The most frustrating thing about presenting Sydney’s sleepmakeswaves to a new audience is the vexing and predictable discussion about the fact that they’re an instrumental rock band. It seems strange that despite their slow – but seemingly unstoppable – rise to the top of the post-rock scene (support slots for the likes of Karnivool and Boris were only the start of their success both here and abroad), the fact that they have no vocals seems to confuse people.

It’s certainly not a hindrance for the band, as people seem to be turning on to the four-piece in droves, but it begs the question – why are people so jarred by instrumental rock music?

“We listen to a lot of electronic music and use it in our sound a lot and it is strange how once there are guitars and a drum kit, people expect the vocals,” bassist and all round nice guy Alex Wilson says. “I think people are taking a chance to check out our music, despite any preconceptions they might have about instrumental rock. I think the way we play a live show and the influences we incorporate into our music are different to the standard we get put within.”

An ARIA nomination is a sure fire way to confirm mainstream acceptance, and sleepmakeswaves were awarded that tick of approval in 2012 in the ‘Best Hard Rock/Metal Album’ category. “We were absolutely blown away, to the point of finding everything ridiculous because it was never, ever on the cards for us that that would happen, it was never part of the game plan,” Wilson says.

“We had a great time being there but it’s a strange experience, and in a way it was lovely to get the feeling of being involved in Australian music on that level, but also on some other level, not in a horrible way, but it reinforced how weird it was in the first place. Compared to the other bands we seemed to be coming from such a different place, not a better place, but we felt like the noticeable oddity there.”

The game plan for sleepmakeswaves has changed a lot over their time together, but they aren’t falling into the trap of complacency or, conversely, constant frustration. “It’s better to be satisfied with what you have achieved while being cautiously optimistic about what might be around the corner than to feel dissatisfied because you’re not at the level of the next band above you,” Wilson says. Very recently, the game changed yet again, with the band joining the roster of UK label Monotreme; the first order of business will be the UK release of …And So We Destroyed Everything on vinyl and as a double CD featuring remix disc …And Then They Remixed Everything.

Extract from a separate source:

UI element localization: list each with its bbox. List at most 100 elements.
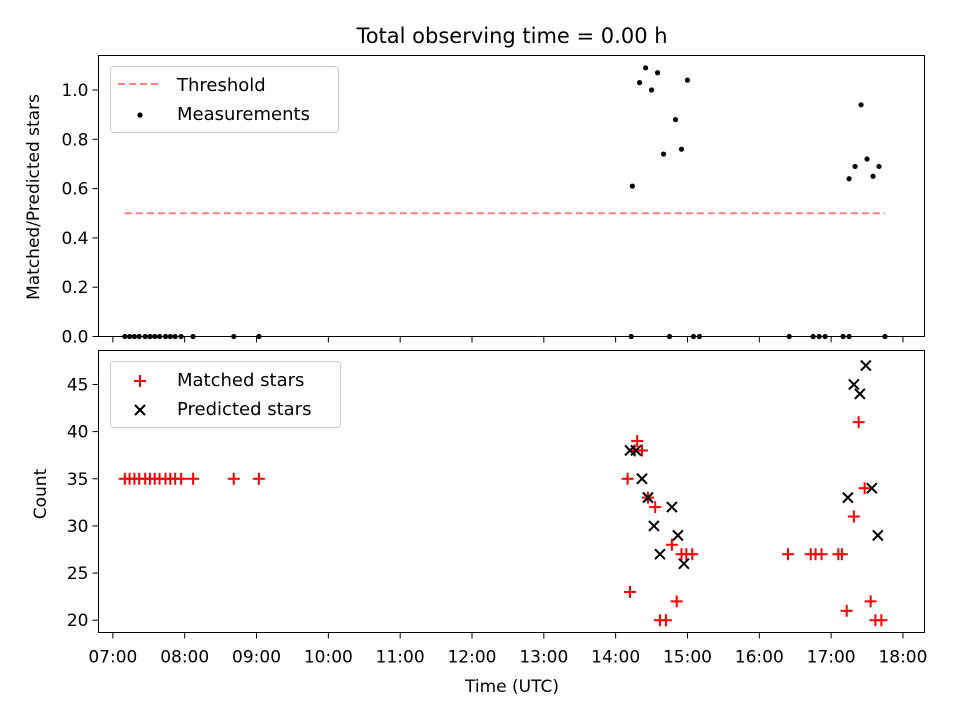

But for now, the focus is on writing new music and embarking on their headline tour, taking in most cities and a generous amount of regional centres (Wilson made special mention of his excitement about playing in Port Macquarie, where there is “a real hospitality and they treat you well.”) This tour is a chance for the group to step out of the support band formula of short sets designed to make a maximum impact.

“There’s some stuff from the back catalogue that we’ve never played before so we’ll get that out,” he says. “We want to play those tracks for the people who’ve been with us since the last album, which is going on two years now. We’re also writing a bunch of new music as well so a significant amount of those sets will be stuff that people have never heard before or maybe only at one or two shows. That’s something you get to do on your own headline shows – to pace yourself and create a vibe and an atmosphere and you can get an ebb and flow between different parts of your sound.”


sleepmakeswaves play The Annandale on Friday June 28 and The Cambridge Hotel, Newcastle on Saturday June 29. …and then they remixed everything out now on Bird’s Robe Records.